I think if you're keeping yourself in the mindset that only another game that's just like your favorite "but better" would be the only thing that would dethrone it, you're definitely making it impossible to happen. Nothing's gonna replicate that one specific feeling you had as a kid or a teenager with a game that was doing one very specific thing that you experienced under very specific circumstances in your life.
I've changed my favorite from Final Fantasy Tactics to Metal Gear Solid 2 to Resident Evil 4 to The Last of Us. Only the last two have similarities to how they play, and the things I love about RE4 are way different from the things I love about TLOU.
I also think it's such a cynical view on the art form that is very much at its infancy relative to every other major medium. When I read people posting about how this one game from the 90's/early 00's that they played as a kid is the pinnacle of its genre and never going to be topped, it sounds to me like a person in the 1920's who just saw their first "talkie" say "nothing's gonna be better than this".
I understand that what someone's "favorite" is is purely subjective, and personal feelings are deeply tied into how that opinion is formed, and no manner of filtering it through a grander perspective should be the determining factor into changing one's mind about what they love the most.

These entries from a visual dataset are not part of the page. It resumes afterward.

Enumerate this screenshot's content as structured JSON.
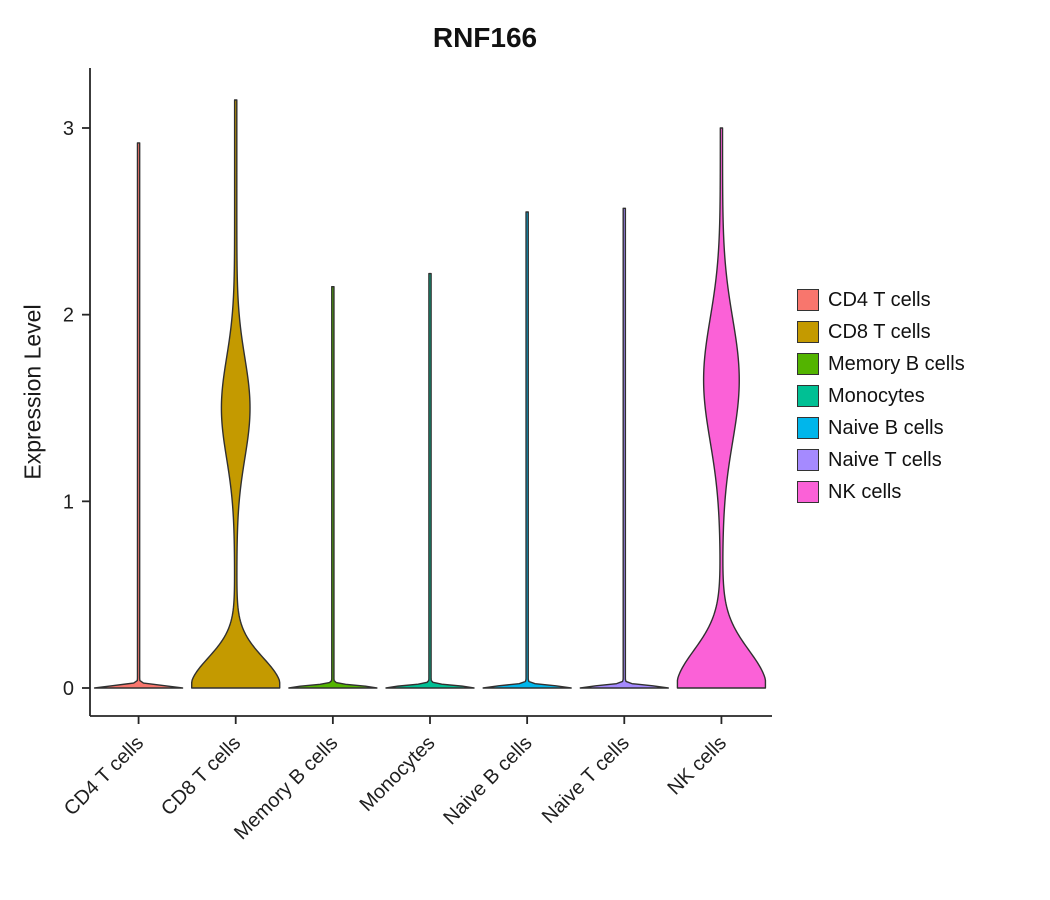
{
  "chart_data": {
    "type": "violin",
    "title": "RNF166",
    "xlabel": "",
    "ylabel": "Expression Level",
    "ylim": [
      0,
      3.2
    ],
    "yticks": [
      0,
      1,
      2,
      3
    ],
    "categories": [
      "CD4 T cells",
      "CD8 T cells",
      "Memory B cells",
      "Monocytes",
      "Naive B cells",
      "Naive T cells",
      "NK cells"
    ],
    "legend_position": "right",
    "grid": false,
    "colors": {
      "outline": "#303030",
      "axis": "#262626",
      "tick_text": "#1f1f1f"
    },
    "series": [
      {
        "name": "CD4 T cells",
        "color": "#F8766D",
        "max": 2.92,
        "base_spread": 0.012,
        "bulge": null
      },
      {
        "name": "CD8 T cells",
        "color": "#C49A00",
        "max": 3.15,
        "base_spread": 0.16,
        "bulge": {
          "center": 1.5,
          "spread": 0.27,
          "rel_width": 0.3
        }
      },
      {
        "name": "Memory B cells",
        "color": "#53B400",
        "max": 2.15,
        "base_spread": 0.012,
        "bulge": null
      },
      {
        "name": "Monocytes",
        "color": "#00C094",
        "max": 2.22,
        "base_spread": 0.012,
        "bulge": null
      },
      {
        "name": "Naive B cells",
        "color": "#00B6EB",
        "max": 2.55,
        "base_spread": 0.012,
        "bulge": null
      },
      {
        "name": "Naive T cells",
        "color": "#A58AFF",
        "max": 2.57,
        "base_spread": 0.012,
        "bulge": null
      },
      {
        "name": "NK cells",
        "color": "#FB61D7",
        "max": 3.0,
        "base_spread": 0.2,
        "bulge": {
          "center": 1.65,
          "spread": 0.33,
          "rel_width": 0.38
        }
      }
    ]
  }
}
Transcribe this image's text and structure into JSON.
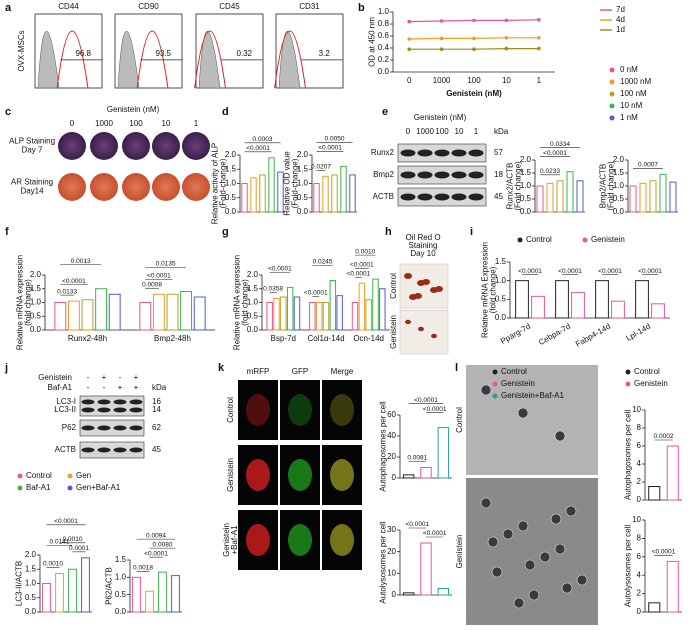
{
  "panel_labels": [
    "a",
    "b",
    "c",
    "d",
    "e",
    "f",
    "g",
    "h",
    "i",
    "j",
    "k",
    "l"
  ],
  "flow": {
    "row_label": "OVX-MSCs",
    "plots": [
      {
        "title": "CD44",
        "value": 96.8
      },
      {
        "title": "CD90",
        "value": 93.5
      },
      {
        "title": "CD45",
        "value": 0.32
      },
      {
        "title": "CD31",
        "value": 3.2
      }
    ]
  },
  "dose_legend": [
    {
      "name": "0 nM",
      "color": "#e8559a"
    },
    {
      "name": "1000 nM",
      "color": "#f59a23"
    },
    {
      "name": "100 nM",
      "color": "#b0a52a"
    },
    {
      "name": "10 nM",
      "color": "#3cb44b"
    },
    {
      "name": "1 nM",
      "color": "#4f5bd5"
    }
  ],
  "staining": {
    "title": "Genistein (nM)",
    "doses": [
      "0",
      "1000",
      "100",
      "10",
      "1"
    ],
    "rows": [
      [
        "ALP Staining",
        "Day 7"
      ],
      [
        "AR Staining",
        "Day14"
      ]
    ]
  },
  "blot_e": {
    "title": "Genistein (nM)",
    "doses": [
      "0",
      "1000",
      "100",
      "10",
      "1"
    ],
    "unit": "kDa",
    "rows": [
      {
        "name": "Runx2",
        "kda": 57
      },
      {
        "name": "Bmp2",
        "kda": 18
      },
      {
        "name": "ACTB",
        "kda": 45
      }
    ]
  },
  "oil_red": {
    "title": [
      "Oil Red O",
      "Staining",
      "Day 10"
    ],
    "rows": [
      "Control",
      "Genistein"
    ]
  },
  "blot_j": {
    "treatments": [
      {
        "name": "Genistein",
        "signs": [
          "-",
          "+",
          "-",
          "+"
        ]
      },
      {
        "name": "Baf-A1",
        "signs": [
          "-",
          "-",
          "+",
          "+"
        ]
      }
    ],
    "unit": "kDa",
    "rows": [
      {
        "name": "LC3-I",
        "kda": 16
      },
      {
        "name": "LC3-II",
        "kda": 14
      },
      {
        "name": "P62",
        "kda": 62
      },
      {
        "name": "ACTB",
        "kda": 45
      }
    ]
  },
  "k_images": {
    "columns": [
      "mRFP",
      "GFP",
      "Merge"
    ],
    "rows": [
      [
        "Control"
      ],
      [
        "Genistein"
      ],
      [
        "Genistein",
        "+Baf-A1"
      ]
    ]
  },
  "l_images": {
    "rows": [
      "Control",
      "Genistein"
    ]
  },
  "chart_data": [
    {
      "type": "line",
      "ylabel": "OD at 450 nm",
      "xlabel": "Genistein (nM)",
      "categories": [
        "0",
        "1000",
        "100",
        "10",
        "1"
      ],
      "ylim": [
        0,
        1.0
      ],
      "yticks": [
        {
          "value": 0,
          "label": "0.0"
        },
        0.2,
        0.4,
        0.6,
        0.8,
        {
          "value": 1.0,
          "label": "1.0"
        }
      ],
      "series": [
        {
          "name": "7d",
          "color": "#e8559a",
          "values": [
            0.84,
            0.85,
            0.86,
            0.86,
            0.87
          ]
        },
        {
          "name": "4d",
          "color": "#f59a23",
          "values": [
            0.55,
            0.56,
            0.56,
            0.57,
            0.57
          ]
        },
        {
          "name": "1d",
          "color": "#9b8f1a",
          "values": [
            0.38,
            0.38,
            0.38,
            0.39,
            0.39
          ]
        }
      ]
    },
    {
      "type": "bar",
      "ylabel": [
        "Relative activity of ALP",
        "(Fold-change)"
      ],
      "ylim": [
        0,
        2.0
      ],
      "yticks": [
        {
          "value": 0,
          "label": "0.0"
        },
        0.5,
        {
          "value": 1,
          "label": "1.0"
        },
        1.5,
        {
          "value": 2,
          "label": "2.0"
        }
      ],
      "values": [
        1.0,
        1.2,
        1.3,
        1.9,
        1.4
      ],
      "colors": [
        "#e8559a",
        "#f59a23",
        "#b0a52a",
        "#3cb44b",
        "#4f5bd5"
      ],
      "pvalues": [
        "0.0003",
        "<0.0001"
      ]
    },
    {
      "type": "bar",
      "ylabel": [
        "Relative OD value",
        "(Fold-change)"
      ],
      "ylim": [
        0,
        2.0
      ],
      "yticks": [
        {
          "value": 0,
          "label": "0.0"
        },
        0.5,
        {
          "value": 1,
          "label": "1.0"
        },
        1.5,
        {
          "value": 2,
          "label": "2.0"
        }
      ],
      "values": [
        1.0,
        1.25,
        1.3,
        1.6,
        1.3
      ],
      "colors": [
        "#e8559a",
        "#f59a23",
        "#b0a52a",
        "#3cb44b",
        "#4f5bd5"
      ],
      "pvalues": [
        "0.0050",
        "<0.0001",
        "0.0207"
      ]
    },
    {
      "type": "bar",
      "ylabel": [
        "Runx2/ACTB",
        "(Fold change)"
      ],
      "ylim": [
        0,
        2.0
      ],
      "yticks": [
        {
          "value": 0,
          "label": "0.0"
        },
        0.5,
        {
          "value": 1,
          "label": "1.0"
        },
        1.5,
        {
          "value": 2,
          "label": "2.0"
        }
      ],
      "values": [
        1.0,
        1.1,
        1.2,
        1.55,
        1.2
      ],
      "colors": [
        "#e8559a",
        "#f59a23",
        "#b0a52a",
        "#3cb44b",
        "#4f5bd5"
      ],
      "pvalues": [
        "0.0334",
        "<0.0001",
        "0.0233"
      ]
    },
    {
      "type": "bar",
      "ylabel": [
        "Bmp2/ACTB",
        "(Fold change)"
      ],
      "ylim": [
        0,
        2.0
      ],
      "yticks": [
        {
          "value": 0,
          "label": "0.0"
        },
        0.5,
        {
          "value": 1,
          "label": "1.0"
        },
        1.5,
        {
          "value": 2,
          "label": "2.0"
        }
      ],
      "values": [
        1.0,
        1.1,
        1.2,
        1.45,
        1.15
      ],
      "colors": [
        "#e8559a",
        "#f59a23",
        "#b0a52a",
        "#3cb44b",
        "#4f5bd5"
      ],
      "pvalues": [
        "0.0007"
      ]
    },
    {
      "type": "bar",
      "ylabel": [
        "Relative mRNA expression",
        "(fold change)"
      ],
      "ylim": [
        0,
        2.0
      ],
      "yticks": [
        {
          "value": 0,
          "label": "0.0"
        },
        0.5,
        {
          "value": 1,
          "label": "1.0"
        },
        1.5,
        {
          "value": 2,
          "label": "2.0"
        }
      ],
      "categories": [
        "Runx2-48h",
        "Bmp2-48h"
      ],
      "series": [
        {
          "color": "#e8559a",
          "values": [
            1.0,
            1.0
          ]
        },
        {
          "color": "#f59a23",
          "values": [
            1.05,
            1.3
          ]
        },
        {
          "color": "#b0a52a",
          "values": [
            1.1,
            1.3
          ]
        },
        {
          "color": "#3cb44b",
          "values": [
            1.5,
            1.4
          ]
        },
        {
          "color": "#4f5bd5",
          "values": [
            1.3,
            1.2
          ]
        }
      ],
      "pvalues": [
        "0.0013",
        "<0.0001",
        "0.0133",
        "0.0135",
        "<0.0001",
        "0.0008"
      ]
    },
    {
      "type": "bar",
      "ylabel": [
        "Relative mRNA expression",
        "(fold change)"
      ],
      "ylim": [
        0,
        2.0
      ],
      "yticks": [
        {
          "value": 0,
          "label": "0.0"
        },
        0.5,
        {
          "value": 1,
          "label": "1.0"
        },
        1.5,
        {
          "value": 2,
          "label": "2.0"
        }
      ],
      "categories": [
        "Bsp-7d",
        "Col1α-14d",
        "Ocn-14d"
      ],
      "series": [
        {
          "color": "#e8559a",
          "values": [
            1.0,
            1.0,
            1.0
          ]
        },
        {
          "color": "#f59a23",
          "values": [
            1.15,
            1.0,
            1.7
          ]
        },
        {
          "color": "#b0a52a",
          "values": [
            1.2,
            1.0,
            1.1
          ]
        },
        {
          "color": "#3cb44b",
          "values": [
            1.55,
            1.8,
            1.85
          ]
        },
        {
          "color": "#4f5bd5",
          "values": [
            1.2,
            1.25,
            1.5
          ]
        }
      ],
      "pvalues": [
        "<0.0001",
        "0.0358",
        "0.0245",
        "<0.0001",
        "0.0010",
        "<0.0001",
        "<0.0001"
      ]
    },
    {
      "type": "bar",
      "ylabel": [
        "Relative mRNA Expression",
        "(fold change)"
      ],
      "ylim": [
        0,
        1.5
      ],
      "yticks": [
        {
          "value": 0,
          "label": "0.0"
        },
        0.5,
        {
          "value": 1,
          "label": "1.0"
        },
        1.5
      ],
      "categories": [
        "Pparg-7d",
        "Cebpa-7d",
        "Fabp4-14d",
        "Lpl-14d"
      ],
      "series": [
        {
          "name": "Control",
          "color": "#222222",
          "values": [
            1.0,
            1.0,
            1.0,
            1.0
          ]
        },
        {
          "name": "Genistein",
          "color": "#e8559a",
          "values": [
            0.58,
            0.68,
            0.45,
            0.38
          ]
        }
      ],
      "pvalues": [
        "<0.0001",
        "<0.0001",
        "<0.0001",
        "<0.0001"
      ]
    },
    {
      "type": "bar",
      "ylabel": "LC3-II/ACTB",
      "ylim": [
        0,
        2.0
      ],
      "yticks": [
        {
          "value": 0,
          "label": "0.0"
        },
        0.5,
        {
          "value": 1,
          "label": "1.0"
        },
        1.5,
        {
          "value": 2,
          "label": "2.0"
        }
      ],
      "categories": [
        "Control",
        "Gen",
        "Baf-A1",
        "Gen+Baf-A1"
      ],
      "values": [
        1.0,
        1.35,
        1.5,
        1.9
      ],
      "colors": [
        "#e8559a",
        "#f59a23",
        "#3cb44b",
        "#4f5bd5"
      ],
      "pvalues": [
        "<0.0001",
        "0.0141",
        "0.0010",
        "0.0010",
        "0.0001"
      ]
    },
    {
      "type": "bar",
      "ylabel": "P62/ACTB",
      "ylim": [
        0,
        1.5
      ],
      "yticks": [
        {
          "value": 0,
          "label": "0.0"
        },
        0.5,
        {
          "value": 1,
          "label": "1.0"
        },
        1.5
      ],
      "values": [
        1.0,
        0.6,
        1.15,
        1.05
      ],
      "colors": [
        "#e8559a",
        "#f59a23",
        "#3cb44b",
        "#4f5bd5"
      ],
      "pvalues": [
        "0.0094",
        "0.0080",
        "<0.0001",
        "0.0018"
      ]
    },
    {
      "type": "bar",
      "ylabel": "Autophagosomes per cell",
      "ylim": [
        0,
        60
      ],
      "yticks": [
        0,
        20,
        40,
        60
      ],
      "categories": [
        "Control",
        "Genistein",
        "Genistein+Baf-A1"
      ],
      "values": [
        3,
        10,
        48
      ],
      "colors": [
        "#222222",
        "#e8559a",
        "#2aa198"
      ],
      "pvalues": [
        "<0.0001",
        "0.0081",
        "<0.0001"
      ]
    },
    {
      "type": "bar",
      "ylabel": "Autolysosomes per cell",
      "ylim": [
        0,
        30
      ],
      "yticks": [
        0,
        10,
        20,
        30
      ],
      "values": [
        1,
        24,
        3
      ],
      "colors": [
        "#222222",
        "#e8559a",
        "#2aa198"
      ],
      "pvalues": [
        "<0.0001",
        "<0.0001"
      ]
    },
    {
      "type": "bar",
      "ylabel": "Autophagosomes per cell",
      "ylim": [
        0,
        10
      ],
      "yticks": [
        0,
        2,
        4,
        6,
        8,
        10
      ],
      "categories": [
        "Control",
        "Genistein"
      ],
      "values": [
        1.5,
        6
      ],
      "colors": [
        "#222222",
        "#e8559a"
      ],
      "pvalues": [
        "0.0002"
      ]
    },
    {
      "type": "bar",
      "ylabel": "Autolysosomes per cell",
      "ylim": [
        0,
        10
      ],
      "yticks": [
        0,
        2,
        4,
        6,
        8,
        10
      ],
      "values": [
        1,
        5.5
      ],
      "colors": [
        "#222222",
        "#e8559a"
      ],
      "pvalues": [
        "<0.0001"
      ]
    }
  ]
}
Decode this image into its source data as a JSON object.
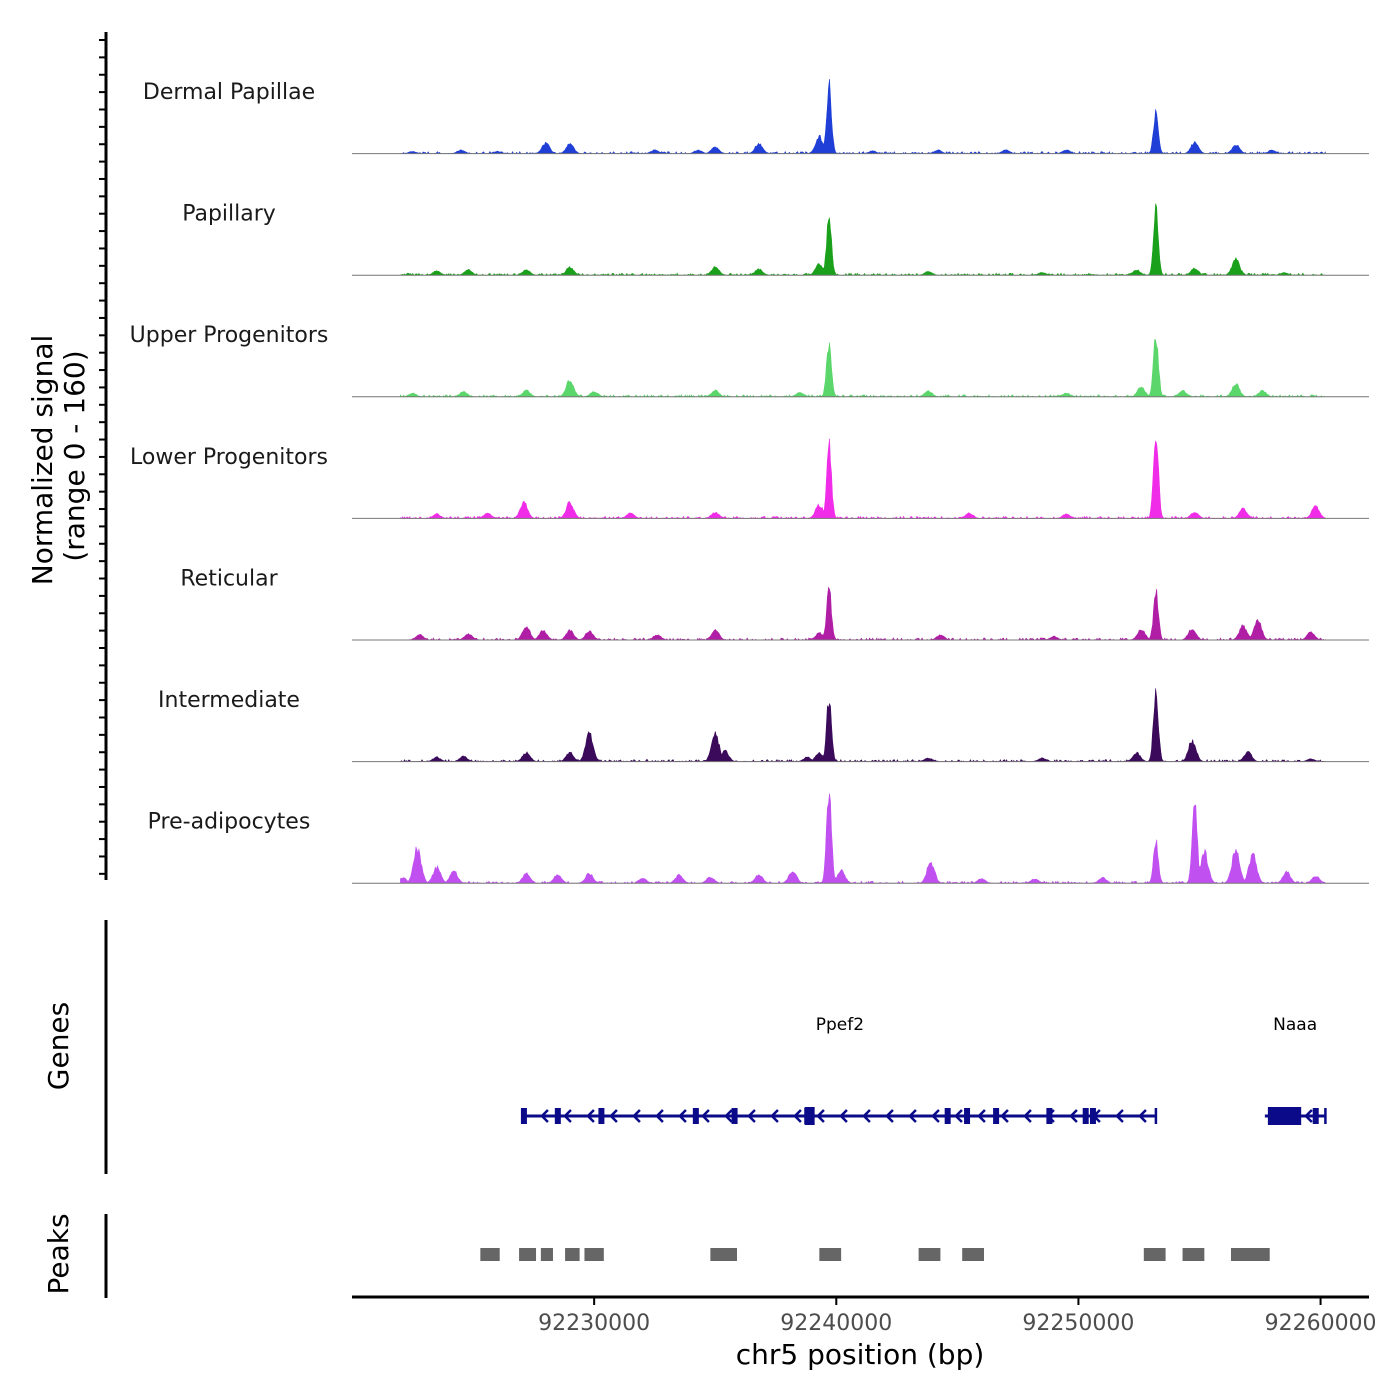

Still though, that second question makes me put everything else regarding video games and their growth as a medium into consideration. I'm just 28 years old, and even though I've been playing games since I was 8, I'd like to think we haven't seen nothing yet with what games can truly do. I see myself still playing games when I'm 58, and I can't even imagine what they'll look like then.
It would be fucking tragic if The Last of Us would still be my favorite game then.
But hey maybe some people here don't see themselves playing games past 40!